Secret 37 in Zingerman’s Guide to Good Leading, Part 3: A Lapsed Anarchist’s Approach to Managing Ourselves takes a look at how we perceive and use our time. In this essay, Ari includes 15 practical tips on how to make better use of our time. torta_secret_37

6. Move Forward Mindfully, Not Carelessly

This tip is really about pace—moving steadily forward, neither too quickly nor too slowly, but as a good marathoner would do, maintaining her pace throughout the race. It’s about staying away from the extremes of either abandoning something altogether or racing forward so quickly that you make more trouble than you might have had in the first place. Other than in extreme emergencies (when you want to go quickly, of course) or when dealing with compulsive behaviors (try to back off as best as you can), you’ll want to stay steady, measured, in the middle.

Being mindful of feelings—and frequently not acting on them—can help here. My experience is that the best pace to move at often runs completely counter to the one that we feel like we need to follow.
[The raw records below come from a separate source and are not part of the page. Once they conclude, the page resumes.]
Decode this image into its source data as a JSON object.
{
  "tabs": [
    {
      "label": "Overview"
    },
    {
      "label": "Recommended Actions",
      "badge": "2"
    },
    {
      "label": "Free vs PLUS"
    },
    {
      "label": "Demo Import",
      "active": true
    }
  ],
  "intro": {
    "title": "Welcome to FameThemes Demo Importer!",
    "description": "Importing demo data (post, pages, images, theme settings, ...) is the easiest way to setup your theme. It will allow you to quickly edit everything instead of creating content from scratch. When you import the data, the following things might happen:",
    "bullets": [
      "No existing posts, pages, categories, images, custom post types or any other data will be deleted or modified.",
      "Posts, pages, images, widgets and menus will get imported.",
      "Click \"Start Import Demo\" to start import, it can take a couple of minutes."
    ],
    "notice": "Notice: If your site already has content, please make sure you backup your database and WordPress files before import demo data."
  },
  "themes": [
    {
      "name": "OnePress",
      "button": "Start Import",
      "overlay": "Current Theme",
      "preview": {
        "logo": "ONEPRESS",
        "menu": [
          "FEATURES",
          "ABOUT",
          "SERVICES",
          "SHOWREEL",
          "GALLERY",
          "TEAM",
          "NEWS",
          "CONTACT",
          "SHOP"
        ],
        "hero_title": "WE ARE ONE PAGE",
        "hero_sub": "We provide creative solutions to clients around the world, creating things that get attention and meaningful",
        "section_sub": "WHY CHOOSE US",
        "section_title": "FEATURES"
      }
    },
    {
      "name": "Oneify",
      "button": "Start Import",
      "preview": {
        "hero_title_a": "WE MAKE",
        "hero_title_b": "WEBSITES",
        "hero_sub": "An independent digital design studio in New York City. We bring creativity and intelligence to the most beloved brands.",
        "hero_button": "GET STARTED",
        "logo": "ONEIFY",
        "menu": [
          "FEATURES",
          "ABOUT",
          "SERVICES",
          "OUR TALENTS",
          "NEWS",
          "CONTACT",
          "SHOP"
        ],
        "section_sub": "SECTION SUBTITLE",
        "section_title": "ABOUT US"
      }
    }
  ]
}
If you feel internal pressure to act impulsively and in the moment, you’re generally going to do better to back off. If you’re a procrastinator, move more quickly. In either case, it’s about shifting away from unneeded extremes of action and back towards the middle.

Important work takes time to unfold, but getting moving more quickly than slowly helps—I can draft a rough outline or a preliminary write-up for most projects in under half an hour. And the risk of drafting—not acting, mind you, but drafting—is next to nil. The longer you put off that first round of action, the further you get from your true feelings, your creativity, and your insight. Mind you, this first shot at things is just a beginning—don’t race right out and send what you’ve done to headquarters, or trigger immediate action. But if all you do is draft, I think you can have the best of both worlds. You clear your mind by getting moving quickly and follow your intuition, but you integrate safety into the system by waiting a while to gather input before you pull the final trigger on anything too controversial. If in doubt, wait a day, talk to two friends, do a quick vision and values check, and then go with your gut. Steady as she goes might be a good motto for our work styles, as well as our ships.